The next night, we went slightly more high-end to La Cabrera, another place so popular that it has two locations across the street from each other. We ate at La Cabrera Norte, which looked a little cozier, and sat on the sidewalk on a perfect summer night. We had to wait awhile, though the restaurant provided everyone waiting with free glasses of champagne and bites of sausage or stuffed olives. (We’ve dealt with the late-night schedule of porteños by living on New York time—when you sit down to eat at midnight, BA time, it’s only 9 p.m. in New York!)

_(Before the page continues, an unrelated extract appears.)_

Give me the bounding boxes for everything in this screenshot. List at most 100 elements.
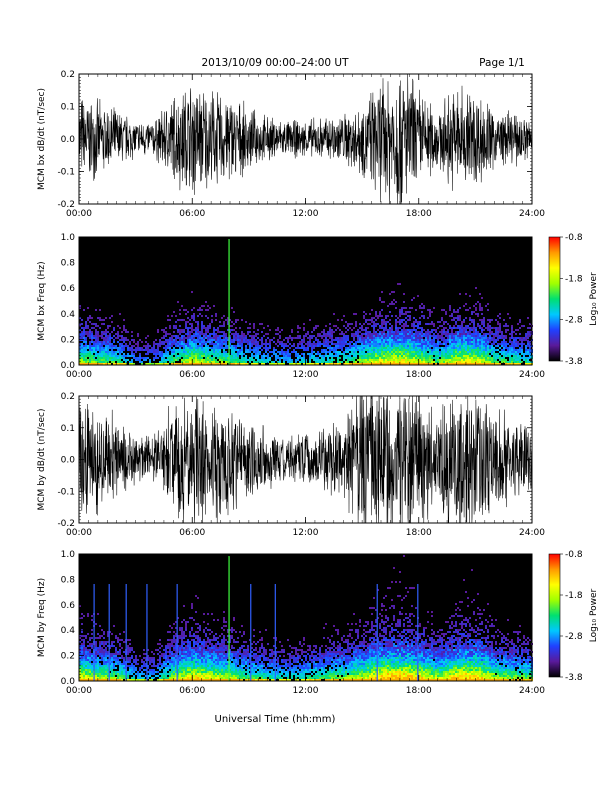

The meat here, of course, was also fantastic, with the ojo de bife or ribeye making their bife de chorizo seem almost tasteless in comparison. Their morcilla, or blood sausage, had a crackling crisp casing, a better snap than any hot dog I’ve ever had, and that smooth taste that’s so familiar to me from soondae, Korean blood sausage. They also have provoleta as an appetizer, a grilled skillet of cheese with herbs that is just a salty luxury. But the appetizers were almost superfluous compared to the dozen or more little ramekins they gave us filled with things like tapenade, apple sauce, roasted garlic, green beans, potatoes in aioli. There’s just something so happy-making about a whole array of side-dishes.

We topped off the night with glasses of champagne and lollipops from their lollipop tree. There’s so much about this city I still don’t understand, but champagne and lollipops, that was easy.